Wahrscheinlicher ist, dass es sich um Mahnmale handelte – zu Ehren von in kriegerischen Auseinandersetzungen gefallenen Kämpfern. So soll es direkt bei den Pyramiden steinerne Podeste gegeben haben, auf denen die Toten aufgebahrt wurden, bevor sie in Ehren bestattet wurden ... etwa in oder unter den »Pyramiden«? Im Museum zeigte man mir einen stark ausgebleichten Druck, der angeblich nach einer »zeitgenössischen Darstellung gefertigt« wurde. Zu erkennen sind eine Pyramide, ein gepflasterter Weg und zwei runde Podeste, über die man eine Bahre mit einem Toten legte. Was ist aus den gepflasterten Wegen, was aus den Pyramiden geworden? Hat man sie als »Steinbrüche« missbraucht?

Gepflasterter Weg zu einer Pyramide an der Küste
Foto: Archiv W-J.Langbein
1957 machte Thor Heyerdahl bei Ausgrabungen unmittelbar am »Rano Raraku«-Steinbruch eine sensationelle Entdeckung: eine einzigartige Statue! Alle übrigen Statuen stehen und haben die Arme seitlich an den Körper angelegt. Die Hände sind seltsam abgewinkelt und deuten auf den Nabel hin. Beine haben die Statuen nicht. Sie enden an der Gürtellinie.

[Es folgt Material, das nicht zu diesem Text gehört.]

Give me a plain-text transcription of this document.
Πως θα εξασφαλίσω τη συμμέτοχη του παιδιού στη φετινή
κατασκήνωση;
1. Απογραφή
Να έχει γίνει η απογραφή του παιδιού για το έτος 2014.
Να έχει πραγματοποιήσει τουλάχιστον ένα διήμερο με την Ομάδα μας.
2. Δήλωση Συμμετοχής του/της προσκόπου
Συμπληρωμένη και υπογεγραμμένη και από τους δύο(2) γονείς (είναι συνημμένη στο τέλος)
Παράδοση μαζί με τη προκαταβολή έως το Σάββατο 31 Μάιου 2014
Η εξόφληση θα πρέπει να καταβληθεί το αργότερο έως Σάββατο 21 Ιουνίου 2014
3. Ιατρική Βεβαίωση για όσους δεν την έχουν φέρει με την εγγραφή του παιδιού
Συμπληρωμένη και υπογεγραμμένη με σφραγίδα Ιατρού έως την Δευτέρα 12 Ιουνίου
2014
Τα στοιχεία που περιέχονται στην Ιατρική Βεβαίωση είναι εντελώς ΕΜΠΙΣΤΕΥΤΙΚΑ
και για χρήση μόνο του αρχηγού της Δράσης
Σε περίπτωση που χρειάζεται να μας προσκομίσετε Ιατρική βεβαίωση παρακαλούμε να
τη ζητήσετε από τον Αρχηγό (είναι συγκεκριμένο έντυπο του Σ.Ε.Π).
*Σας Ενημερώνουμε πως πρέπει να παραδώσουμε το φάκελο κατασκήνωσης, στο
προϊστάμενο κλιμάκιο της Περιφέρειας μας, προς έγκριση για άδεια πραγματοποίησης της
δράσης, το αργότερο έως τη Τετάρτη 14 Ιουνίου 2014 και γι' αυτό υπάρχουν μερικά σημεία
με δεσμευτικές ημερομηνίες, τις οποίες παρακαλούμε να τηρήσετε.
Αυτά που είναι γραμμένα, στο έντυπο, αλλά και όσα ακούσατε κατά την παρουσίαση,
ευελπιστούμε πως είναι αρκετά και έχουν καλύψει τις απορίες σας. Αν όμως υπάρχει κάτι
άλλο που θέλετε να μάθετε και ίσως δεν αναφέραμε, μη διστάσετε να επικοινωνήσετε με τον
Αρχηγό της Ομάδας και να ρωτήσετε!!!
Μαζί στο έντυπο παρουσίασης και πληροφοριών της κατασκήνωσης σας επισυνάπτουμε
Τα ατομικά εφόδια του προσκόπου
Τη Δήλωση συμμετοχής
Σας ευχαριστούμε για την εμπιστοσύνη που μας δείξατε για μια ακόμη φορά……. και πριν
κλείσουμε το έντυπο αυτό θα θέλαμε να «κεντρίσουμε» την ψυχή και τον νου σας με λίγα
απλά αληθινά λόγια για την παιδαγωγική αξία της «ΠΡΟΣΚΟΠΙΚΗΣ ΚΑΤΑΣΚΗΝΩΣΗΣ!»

Heyerdahls Ausnahme-Statue aber ist komplett bis zu den Füßen. Und sie steht nicht, sondern sie sitzt. Kurioseste Bezeichnungen wurden erfunden. Manche sehen in der Ausnahmestatue einen »sitzenden Buddha«, andere eine »alte Frau«. Wen oder was die seltsame Figur darstellt ... noch heute haben manche Insulaner Angst vor dem steinernen Wesen. Ein böser Geist beseele die Kreatur.
Warum wurde nur eine einzige »Ganzkörperstatue« in sitzender Position angefertigt? Warum wurde dieses Unikat vollkommen vergraben? Sollte sie den Steinbruch bewachen?

Hockende Statue
Foto: W-J.Langbein
Seit mehr als drei Jahrzehnten bin ich alten Rätseln auf der Spur. Eines habe ich lernen müssen! Skepsis ist immer angebracht, wenn lautstark verkündet wird, dass wieder ein archäologisches Rätsel gelöst worden sei. Thor Heyerdahl zum Beispiel behauptete, alle Geheimnisse um die Osterinselriesen aufgeklärt zu haben. In seinem Weltbestseller »Aku Aku«, 1957 erstmals in Oslo erschienen, schildert er, wie angeblich mit primitiven Mitteln die Steinriesen mit einfachen Steinfäustlingen aus dem Vulkan gemeißelt worden seien. Anschließend habe man sie mit primitiven Seilen über Land gezerrt und mit Holzstangen, Seilen und untergeschobenen Steinen aufgerichtet.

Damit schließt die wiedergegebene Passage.